1. Got an Apple Watch. Set a daily target of 630 active calories. Aggressively pursue that target, and get on a "streak" of hitting it. The longer the streak, the more incentive there is to keep on hitting it. My personal rule is that I have to average 630/day over the course of a week, so I'm allowed to dial my daily target down to keep my streak going provided I hit that average by the end of the week.
2. Joined a gym, took some personal training sessions to learn how to use it and then started going 3-4 times a week (mainly to help me hit my calorie goal described above).
3. Signed up for a half marathon. Used a training plan from the internet to train for it. I ran a full marathon about 7 years ago but I hadn't run much since then.
https://www.reddit.com/r/Fitness/comments/37ylk5/a_linear_pr...
Also these back stretches at least a few times a week. They help with preventing hunchback from sitting in a chair on a computer all day.
https://www.youtube.com/watch?v=FTV6UCh-yhs
I need to be doing more for core, range of motion, strength, explosive movements. Biking is good for cardio and legs but that's it.
1. Bike to work, every day. Where I live the traffic is so miserable that it's comparable to driving in terms of time. It's the single thing that makes the biggest difference in how I feel.
2. Every other day, do some basic body-weight strength exercises (pull-ups, push-ups, and the like). Bicycling is great for cardio and it works your legs a little, but that's it. It's good to keep all your major muscle groups engaged on a regular basis.

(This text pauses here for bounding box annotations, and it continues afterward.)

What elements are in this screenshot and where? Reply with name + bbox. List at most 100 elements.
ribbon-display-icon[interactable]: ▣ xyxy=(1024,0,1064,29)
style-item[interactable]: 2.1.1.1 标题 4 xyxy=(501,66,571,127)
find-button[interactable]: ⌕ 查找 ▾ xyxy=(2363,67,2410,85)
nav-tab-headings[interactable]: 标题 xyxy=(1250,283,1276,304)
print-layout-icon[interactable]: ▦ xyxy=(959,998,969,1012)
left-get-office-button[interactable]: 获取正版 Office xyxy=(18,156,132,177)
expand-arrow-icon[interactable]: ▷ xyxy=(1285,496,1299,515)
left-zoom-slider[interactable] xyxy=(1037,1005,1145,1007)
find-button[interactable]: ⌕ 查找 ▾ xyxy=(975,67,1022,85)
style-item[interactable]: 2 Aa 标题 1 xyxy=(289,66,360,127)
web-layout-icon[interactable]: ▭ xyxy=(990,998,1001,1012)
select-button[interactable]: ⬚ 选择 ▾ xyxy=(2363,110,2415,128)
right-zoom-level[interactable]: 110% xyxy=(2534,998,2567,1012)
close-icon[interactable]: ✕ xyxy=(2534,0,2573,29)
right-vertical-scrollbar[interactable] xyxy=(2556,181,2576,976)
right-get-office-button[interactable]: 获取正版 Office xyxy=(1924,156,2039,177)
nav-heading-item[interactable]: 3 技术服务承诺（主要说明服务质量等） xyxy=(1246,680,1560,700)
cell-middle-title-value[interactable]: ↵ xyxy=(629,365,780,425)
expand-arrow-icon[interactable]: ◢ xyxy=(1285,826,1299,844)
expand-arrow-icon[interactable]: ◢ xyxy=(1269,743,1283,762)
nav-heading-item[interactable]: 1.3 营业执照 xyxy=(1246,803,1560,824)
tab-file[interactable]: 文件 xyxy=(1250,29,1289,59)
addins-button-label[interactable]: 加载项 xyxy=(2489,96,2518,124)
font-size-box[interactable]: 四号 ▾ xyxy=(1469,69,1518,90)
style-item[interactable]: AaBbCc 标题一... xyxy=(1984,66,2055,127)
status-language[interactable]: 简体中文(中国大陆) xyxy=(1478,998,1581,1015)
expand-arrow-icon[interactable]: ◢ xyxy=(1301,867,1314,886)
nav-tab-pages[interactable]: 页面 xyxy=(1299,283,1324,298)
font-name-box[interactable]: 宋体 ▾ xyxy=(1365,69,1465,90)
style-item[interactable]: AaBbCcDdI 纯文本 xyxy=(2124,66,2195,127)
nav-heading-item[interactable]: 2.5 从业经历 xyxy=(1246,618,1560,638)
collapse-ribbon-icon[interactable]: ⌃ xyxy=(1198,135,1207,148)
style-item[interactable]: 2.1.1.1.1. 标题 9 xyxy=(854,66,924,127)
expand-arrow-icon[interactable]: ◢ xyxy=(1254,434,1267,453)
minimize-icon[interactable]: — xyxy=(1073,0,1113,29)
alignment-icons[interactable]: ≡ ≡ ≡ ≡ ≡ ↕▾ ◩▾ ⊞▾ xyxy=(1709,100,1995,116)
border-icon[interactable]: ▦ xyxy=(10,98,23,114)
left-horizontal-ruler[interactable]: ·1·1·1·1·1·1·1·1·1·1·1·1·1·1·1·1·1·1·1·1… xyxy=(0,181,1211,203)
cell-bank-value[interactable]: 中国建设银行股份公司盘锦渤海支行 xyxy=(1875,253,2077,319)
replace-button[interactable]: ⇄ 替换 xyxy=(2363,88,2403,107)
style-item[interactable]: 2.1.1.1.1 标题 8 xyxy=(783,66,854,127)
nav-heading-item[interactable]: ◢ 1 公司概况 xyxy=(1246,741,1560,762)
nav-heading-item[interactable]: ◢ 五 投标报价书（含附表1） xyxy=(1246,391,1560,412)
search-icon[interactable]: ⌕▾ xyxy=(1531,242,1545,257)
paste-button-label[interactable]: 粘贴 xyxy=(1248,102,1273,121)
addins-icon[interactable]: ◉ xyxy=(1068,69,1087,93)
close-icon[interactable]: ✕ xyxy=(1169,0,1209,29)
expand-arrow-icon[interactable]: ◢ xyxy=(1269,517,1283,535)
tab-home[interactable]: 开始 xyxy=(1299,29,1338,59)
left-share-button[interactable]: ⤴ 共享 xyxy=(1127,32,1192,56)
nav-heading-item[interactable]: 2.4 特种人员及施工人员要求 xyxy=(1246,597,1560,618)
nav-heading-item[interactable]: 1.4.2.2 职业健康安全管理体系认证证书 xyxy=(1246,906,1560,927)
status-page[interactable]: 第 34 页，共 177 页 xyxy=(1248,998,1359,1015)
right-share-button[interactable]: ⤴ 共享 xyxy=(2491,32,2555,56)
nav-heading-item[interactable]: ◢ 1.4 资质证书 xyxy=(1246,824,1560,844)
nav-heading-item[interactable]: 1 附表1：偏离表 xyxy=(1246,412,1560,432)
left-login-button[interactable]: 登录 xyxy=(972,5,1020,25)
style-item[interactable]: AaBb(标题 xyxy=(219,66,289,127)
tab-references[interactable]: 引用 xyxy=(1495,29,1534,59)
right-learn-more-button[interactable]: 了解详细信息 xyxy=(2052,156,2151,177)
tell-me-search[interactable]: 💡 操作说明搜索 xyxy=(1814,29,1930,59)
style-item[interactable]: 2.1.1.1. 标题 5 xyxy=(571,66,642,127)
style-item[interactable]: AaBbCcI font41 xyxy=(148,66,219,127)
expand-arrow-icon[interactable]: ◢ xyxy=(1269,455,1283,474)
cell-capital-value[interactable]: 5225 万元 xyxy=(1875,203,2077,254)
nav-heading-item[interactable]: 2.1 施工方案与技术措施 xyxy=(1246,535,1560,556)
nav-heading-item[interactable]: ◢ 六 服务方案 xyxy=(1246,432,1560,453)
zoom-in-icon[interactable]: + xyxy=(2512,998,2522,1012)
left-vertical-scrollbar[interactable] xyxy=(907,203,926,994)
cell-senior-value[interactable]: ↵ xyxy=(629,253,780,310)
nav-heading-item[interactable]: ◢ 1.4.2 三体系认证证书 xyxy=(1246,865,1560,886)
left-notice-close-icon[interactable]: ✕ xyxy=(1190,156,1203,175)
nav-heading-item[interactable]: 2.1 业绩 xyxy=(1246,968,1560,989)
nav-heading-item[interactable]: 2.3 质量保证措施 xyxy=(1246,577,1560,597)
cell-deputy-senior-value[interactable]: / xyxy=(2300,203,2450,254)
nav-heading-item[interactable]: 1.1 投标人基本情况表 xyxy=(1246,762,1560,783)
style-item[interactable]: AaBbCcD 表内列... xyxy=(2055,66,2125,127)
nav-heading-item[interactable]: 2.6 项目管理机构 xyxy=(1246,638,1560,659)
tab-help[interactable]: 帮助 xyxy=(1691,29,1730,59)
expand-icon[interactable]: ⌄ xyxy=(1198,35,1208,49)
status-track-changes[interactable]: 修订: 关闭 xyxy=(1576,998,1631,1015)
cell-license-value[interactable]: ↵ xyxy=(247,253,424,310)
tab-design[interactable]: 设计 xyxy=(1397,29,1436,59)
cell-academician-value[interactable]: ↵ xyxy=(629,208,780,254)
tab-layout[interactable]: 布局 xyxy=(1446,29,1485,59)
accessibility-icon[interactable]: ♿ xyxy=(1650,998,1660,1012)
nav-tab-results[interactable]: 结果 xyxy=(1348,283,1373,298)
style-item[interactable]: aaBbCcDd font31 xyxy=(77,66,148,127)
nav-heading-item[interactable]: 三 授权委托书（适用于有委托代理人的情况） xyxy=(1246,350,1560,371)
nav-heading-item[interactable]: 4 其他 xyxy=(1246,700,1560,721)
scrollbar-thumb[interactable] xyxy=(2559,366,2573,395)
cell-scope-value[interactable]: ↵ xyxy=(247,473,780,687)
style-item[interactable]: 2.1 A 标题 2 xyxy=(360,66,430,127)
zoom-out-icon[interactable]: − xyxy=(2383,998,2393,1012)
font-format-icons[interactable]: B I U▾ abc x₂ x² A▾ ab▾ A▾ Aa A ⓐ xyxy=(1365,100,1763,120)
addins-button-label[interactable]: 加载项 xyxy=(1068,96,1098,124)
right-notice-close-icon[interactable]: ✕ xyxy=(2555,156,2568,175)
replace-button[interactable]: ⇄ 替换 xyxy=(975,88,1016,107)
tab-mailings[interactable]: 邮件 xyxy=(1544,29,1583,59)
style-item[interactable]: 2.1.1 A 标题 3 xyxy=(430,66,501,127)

3. Use a standing desk, to encourage small movements throughout the day. Standing all day doesn't feel good and isn't good for you, either; I aim for about 50/50 standing and sitting.
Weights 2 times per week.
Bike to/from train station and to/from small distances.
Next big problem is to get rid of the gut. Weight training is great to get strong but not particularly great at helping one shed excess fat.
So Mondays - Chest, Tuesday - Back, Wednesday - Biceps etc.
Also running 1.5mi after the weightlifting. Full workout takes about 1hr 30min.
I've been following this routine for the past few months and its the best I've ever felt.
Running helps dramatically reduce my stress and anxiety levels about deadlines.
Highly recommend running daily if you work at a startup.
TRX (https://crufit.net/pages/trx and http://www.flying-studios.com/strength) -- Core conditioning, I like the structure and the ability to dial the difficulty up/down depending on what my body's up for.
Circuit training classes (https://crufit.net/pages/circuit-training) -- strength and cardio.
Yoga (http://www.flying-studios.com/yoga/) -- Flow and Happy Hour.
Indoor Cycling (https://crufit.net/pages/cycling) -- find a place with bikes that measure power output and heart rate so that you have an objective measure how hard you're working. Subjective measures are sneaky....
All of that supports telemark skiing, mtn biking, surfing (aka, falling, swearing).